11:00 - 12:30
Parallel sessions 8
11:00 - 12:30
Room: HSZ - N2
Chair/s:
Jennifer March, Nuno Busch
What do I want to eat, which item do I want to purchase, and in which stocks should I invest? We make countless decisions every day, but our preferences are typically not stable: They often fluctuate strongly across different contexts and depend heavily on our internal states. This symposium aims to shed light on how decisions are affected across different contexts and states. The contribution by Tibor Stöffel will highlight nutrition as an important factor influencing decision-making. In his talk, he disentangles how different macro-nutritional compositions differentially affect the valuation system in the brain, leading to nutrition-dependent levels of loss aversion in risky choice. In the second talk, Nuno Busch reveals that loss aversion in risky decision-making can also be modulated by the degree of explicit information available about the choice options, and by how we learn about them (i.e., from description or from own experience). In the third talk, Jennifer March will present the mechanisms that give rise to contextual influences on food-related decision making. Specifically, she will demonstrate how subjective values of food options and subsequent choice are altered when presented in bundles. In the fourth talk, Barbara Oberbauer will reveal to what extent search patterns differ depending on the decision goal (i.e., choose the most preferred item vs assess the overall value). Moreover, she will show how the possibility of postponing a decision (i.e., choice deferral) affects search patterns and subsequent choice. The effects of goals on choice also play an important role in the final talk of the symposium, wherein Chih-Chung Ting will demonstrate that flexible decision-making relies on goal-dependent value representations. Together, the symposium combines a diverse range of methodologies, including nutritional manipulations, fMRI, eye-tracking, and state-of-the-art cognitive modelling, to illuminate the contextual nature of choice. The symposium features a multi-ethnic team of female and male speakers at different career stages from three universities across two countries offering rich perspectives and expertise in experimental psychology related to human decision-making. 
Submission 453
What Drives Loss Aversion Across Learning Contexts in Risky Choice?
SymposiumTalk-02
Presented by: Nuno Busch
Nuno BuschThorsten Pachur
Technical University of Munich, Germany
Loss aversion is one of the most prominent concepts in the study of decision-making under risk.
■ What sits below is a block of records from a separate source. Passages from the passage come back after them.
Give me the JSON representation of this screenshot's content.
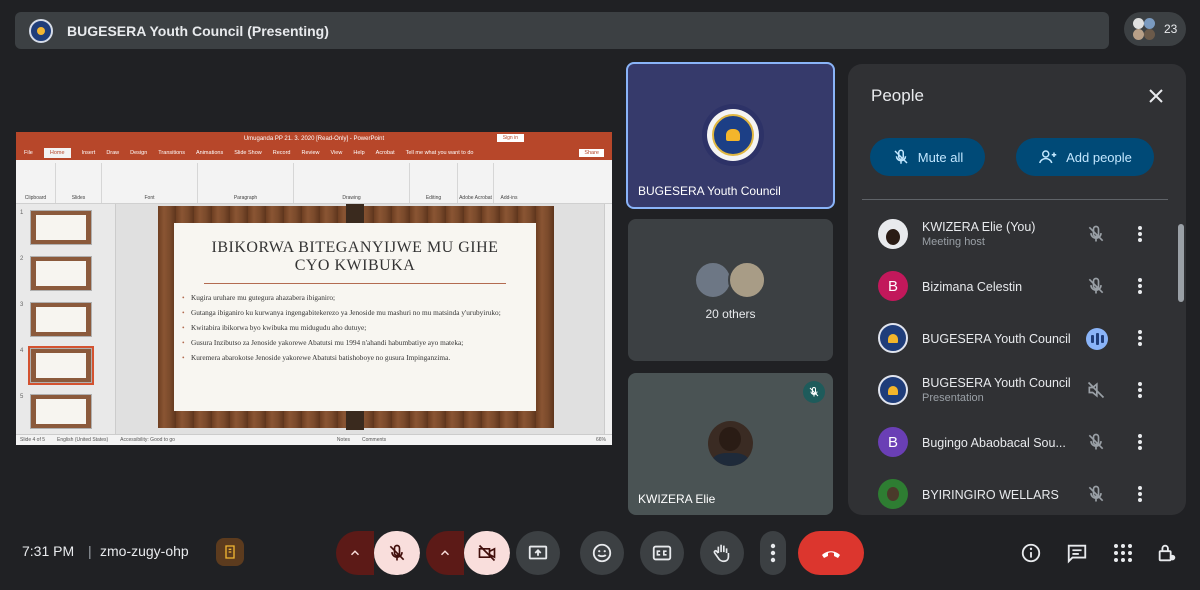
{
  "meeting": {
    "presenting_title": "BUGESERA Youth Council (Presenting)",
    "participant_count": "23",
    "time": "7:31 PM",
    "separator": "|",
    "code": "zmo-zugy-ohp"
  },
  "screen": {
    "window_title": "Umuganda PP 21. 3. 2020 [Read-Only] - PowerPoint",
    "sign_in": "Sign in",
    "menu": [
      "File",
      "Home",
      "Insert",
      "Draw",
      "Design",
      "Transitions",
      "Animations",
      "Slide Show",
      "Record",
      "Review",
      "View",
      "Help",
      "Acrobat",
      "Tell me what you want to do"
    ],
    "share": "Share",
    "ribbon_groups": [
      "Clipboard",
      "Slides",
      "Font",
      "Paragraph",
      "Drawing",
      "Editing",
      "Adobe Acrobat",
      "Add-ins"
    ],
    "slide_numbers": [
      "1",
      "2",
      "3",
      "4",
      "5"
    ],
    "slide_title_line1": "IBIKORWA BITEGANYIJWE MU GIHE",
    "slide_title_line2": "CYO KWIBUKA",
    "bullets": [
      "Kugira uruhare mu gutegura ahazabera ibiganiro;",
      "Gutanga ibiganiro ku kurwanya ingengabitekerezo ya Jenoside mu mashuri no mu matsinda y'urubyiruko;",
      "Kwitabira ibikorwa byo kwibuka mu midugudu aho dutuye;",
      "Gusura Inzibutso za Jenoside yakorewe Abatutsi mu 1994 n'ahandi habumbatiye ayo mateka;",
      "Kuremera abarokotse Jenoside yakorewe Abatutsi batishoboye no gusura Impinganzima."
    ],
    "status_slide": "Slide 4 of 5",
    "status_lang": "English (United States)",
    "status_access": "Accessibility: Good to go",
    "status_notes": "Notes",
    "status_comments": "Comments",
    "zoom": "66%"
  },
  "tiles": {
    "presenter_name": "BUGESERA Youth Council",
    "others_label": "20 others",
    "self_name": "KWIZERA Elie"
  },
  "people": {
    "title": "People",
    "mute_all": "Mute all",
    "add_people": "Add people",
    "list": [
      {
        "name": "KWIZERA Elie (You)",
        "sub": "Meeting host",
        "initial": "",
        "color": "#e8eaed"
      },
      {
        "name": "Bizimana Celestin",
        "sub": "",
        "initial": "B",
        "color": "#c2185b"
      },
      {
        "name": "BUGESERA Youth Council",
        "sub": "",
        "initial": "",
        "color": "#1f3d7a"
      },
      {
        "name": "BUGESERA Youth Council",
        "sub": "Presentation",
        "initial": "",
        "color": "#1f3d7a"
      },
      {
        "name": "Bugingo Abaobacal Sou...",
        "sub": "",
        "initial": "B",
        "color": "#6a3fb5"
      },
      {
        "name": "BYIRINGIRO WELLARS",
        "sub": "",
        "initial": "",
        "color": "#2e7d32"
      }
    ]
  },
  "icons": {
    "mic_off": "mic-off-icon",
    "cam_off": "videocam-off-icon",
    "present": "present-screen-icon",
    "emoji": "emoji-icon",
    "captions": "captions-icon",
    "hand": "raise-hand-icon",
    "more": "more-vert-icon",
    "end": "call-end-icon",
    "info": "info-icon",
    "chat": "chat-icon",
    "activities": "activities-icon",
    "host": "host-controls-icon"
  },
  "colors": {
    "accent_blue": "#8ab4f8",
    "pill_bg": "#004a77",
    "pill_text": "#c2e7ff",
    "muted_red": "#5c1a17",
    "muted_pink": "#f9dedc",
    "end_call": "#dc362e",
    "powerpoint": "#b7472a"
  }
}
Traditionally, previous research has investigated loss aversion in contexts where participants are aware of the payoff distributions of risky options between which they have to choose (i.e., decisions from description). But to what extent does loss aversion also emerge in situations in which the payoff distributions are initially unknown, and only learned from experiential sampling—that is, in decisions from experience? To investigate this question, we first conducted a meta-analysis, synthesizing and re-analyzing all existing datasets (total n > 430 per condition) that allow for a direct comparison of decisions from description and decisions from experience based on mixed gambles (i.e., where the options can lead to either a gain or a loss). Analyzing choices with cumulative prospect theory through a Bayesian multi-level modeling approach revealed substantial differences between learning modes, demonstrating that loss aversion is more pronounced in decisions made from experience compared to decisions made from description. Second, and building on these findings, we ran a large-scale study to address potential caveats of the meta-analysis (e.g., few mixed choice problems, small samples). Our results corroborate the novel and robust description-experience gap. In further analyses, we illuminate potential contributors to the gap in loss aversion between description and experiential paradigms.